|Maria Longworth Nichols Storer|
Storer was born two years later in 1849. Like McLaughlin, she was the youngest of three children and the only girl. Storer grew up in an extremely comfortable household; her grandfather was Nicholas Longworth, a great philanthropist and patron of the arts, as well as the city’s first millionaire, and the nation’s second richest citizen. As a child she was surrounded by her family’s art collection, and she had her early education in art and music in a schoolroom at Rookwood, her family estate. Later, she also attended Miss Appleton’s Private School for Girls (1862-1865).
Storer was tutored privately at home. McLaughlin studied at the University of Cincinnati School of Design, later the Art Academy of Cincinnati.
|MLN Rookwood vase|
The first important event that showcased the china painting work of the two divas and their colleagues was The Centennial Tea Party, held in 1875. The mission of the Tea Party was to raise funds for the Cincinnati display at the American Centennial Exhibition that was to be mounted in Philadelphia for the 1876 centennial celebration.
|MLN Rookwood Vase|
Storer's enthusiasm reached such a fever pitch in 1880 that she asked her father to import an entire Japanese pottery to Cincinnati, including all the workmen and supplies. He refused, instead offering her an old schoolhouse he had purchased that she could convert to a pottery, which she would open by the end of the year.
In late September 1877, McLaughlin had published her book on china painting titled China Painting: A Practical Manual for the Use of Amateurs in the Decoration of Hard Porcelain. This was the first manual on the subject in the United States written by a woman for women. . The manual was so popular among women that it was published in at least ten editions and sold over twenty thousand copies.
|details, Rookwood vases|
Published shortly after in 1878 was George Nichols’s (Storer’s husband) book on pottery in which she did all the illustrations in the Japanese style. As each woman contributed to the field, the other followed with a trump, cementing their rivalry.
To promote women’s work in ceramics, in 1879 McLaughlin created the Cincinnati Pottery Club, the first women’s ceramic club in the United States. Thirteen ladies were invited to join the club, however, one individual, Storer, did not respond.
While McLaughlin did in fact invite her to join, Storer claimed she did not receive the invitation, reacted with indignation and refused to join. (There are still conflicting accounts of this perceived snub in internet sources). Storer's biographer, Anita Ellis, says she would take a back seat to no one, and joining the Club would mean that she would become a follower to McLaughlin, the club’s president. Her refusal to join ultimately led her to begin her own company, which she called Rookwood Pottery in 1880.
From the beginning, Rookwood faced several obstacles.
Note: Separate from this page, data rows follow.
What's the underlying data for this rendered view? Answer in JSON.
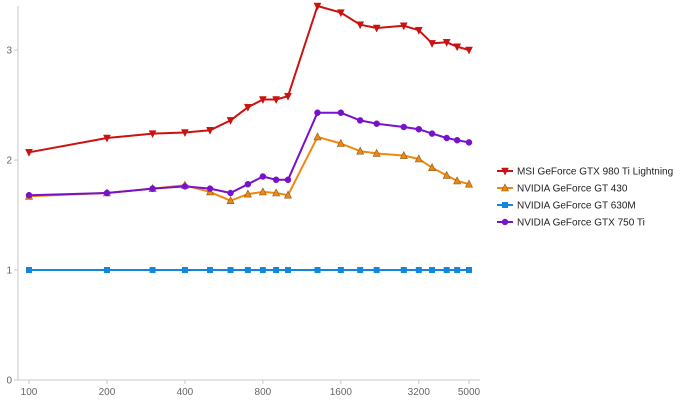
{
  "chart_data": {
    "type": "line",
    "x_scale": "log2",
    "xlim": [
      100,
      5000
    ],
    "ylim": [
      0,
      3.4
    ],
    "x_ticks": [
      100,
      200,
      400,
      800,
      1600,
      3200,
      5000
    ],
    "x_tick_labels": [
      "100",
      "200",
      "400",
      "800",
      "1600",
      "3200",
      "5000"
    ],
    "y_ticks": [
      0,
      1,
      2,
      3
    ],
    "y_tick_labels": [
      "0",
      "1",
      "2",
      "3"
    ],
    "grid": false,
    "legend_position": "right",
    "x": [
      100,
      200,
      300,
      400,
      500,
      600,
      700,
      800,
      900,
      1000,
      1300,
      1600,
      1900,
      2200,
      2800,
      3200,
      3600,
      4100,
      4500,
      5000
    ],
    "series": [
      {
        "name": "MSI GeForce GTX 980 Ti Lightning",
        "color": "#cc1111",
        "marker": "triangle-down",
        "values": [
          2.07,
          2.2,
          2.24,
          2.25,
          2.27,
          2.36,
          2.48,
          2.55,
          2.55,
          2.58,
          3.4,
          3.34,
          3.23,
          3.2,
          3.22,
          3.18,
          3.06,
          3.07,
          3.03,
          3.0
        ]
      },
      {
        "name": "NVIDIA GeForce GT 430",
        "color": "#ee8811",
        "marker": "triangle-up",
        "values": [
          1.67,
          1.7,
          1.74,
          1.77,
          1.71,
          1.63,
          1.69,
          1.71,
          1.7,
          1.68,
          2.21,
          2.15,
          2.08,
          2.06,
          2.04,
          2.01,
          1.93,
          1.86,
          1.81,
          1.78
        ]
      },
      {
        "name": "NVIDIA GeForce GT 630M",
        "color": "#1188dd",
        "marker": "square",
        "values": [
          1.0,
          1.0,
          1.0,
          1.0,
          1.0,
          1.0,
          1.0,
          1.0,
          1.0,
          1.0,
          1.0,
          1.0,
          1.0,
          1.0,
          1.0,
          1.0,
          1.0,
          1.0,
          1.0,
          1.0
        ]
      },
      {
        "name": "NVIDIA GeForce GTX 750 Ti",
        "color": "#7711cc",
        "marker": "circle",
        "values": [
          1.68,
          1.7,
          1.74,
          1.76,
          1.74,
          1.7,
          1.78,
          1.85,
          1.82,
          1.82,
          2.43,
          2.43,
          2.36,
          2.33,
          2.3,
          2.28,
          2.24,
          2.2,
          2.18,
          2.16
        ]
      }
    ]
  }
}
Located on the river, in her father’s schoolhouse, the pottery was victim to annual flooding. Also, in the first years, the Pottery made very little money and Storer pulled from her own purse and that of her father’s to support her interest. In late 1883, Storer’s father helped her select a reliable, experienced manager for Rookwood. William Watts Taylor would be the saving grace for the struggling pottery. By 1889, Rookwood was a national and international success and truly considered the center of art pottery in Cincinnati.
McLaughlin published her second book Pottery Decoration under the Glaze in August of 1880. This manual discusses all steps of the underglaze technique. Since her discovery, underglaze decoration had become so popular that she felt she needed to create a manual in her own words that detailed the process.
McLaughlin’s ceramic career and that of the Cincinnati Pottery Club took a huge blow one year later in 1881. The Dallas Pottery, where they were located, closed when it's founder passed away. In 1882 the Pottery Club moved to Rookwood Pottery and rented a room from Storer.
This situation served Storer well; she could support her fledgling pottery with the Club’s rent and could keep an eye on the Pottery Club’s work. So just two years after the club was founded, it became a tennant of the rival Rookwood Pottery belonging to Storer.
The club finally came to an end shortly after their tenth reception, held on May 27, 1890. Their final exhibition together was at the 1893 World’s Columbian Exposition in Chicago.
Between 1888 and 1889, Rookwood won several awards in competition, including two first prizes at the Pottery and Porcelain Exhibition in Philadelphia and a gold medal at the Paris Exposition. Worldwide acclaim brought financial success, and Storer transferred ownership of Rookwood to William Watts Taylor. That same year, Storer moved to Washington, D.C. with her new husband, Bellamy Storer, who was in public office. The pottery remained open another 75 years.
The chapter of her life that included her rivalry with Louise and her creative ventures in art pottery had come to a close. From 1897 to her death in 1932 Storer lived almost exclusively in Europe.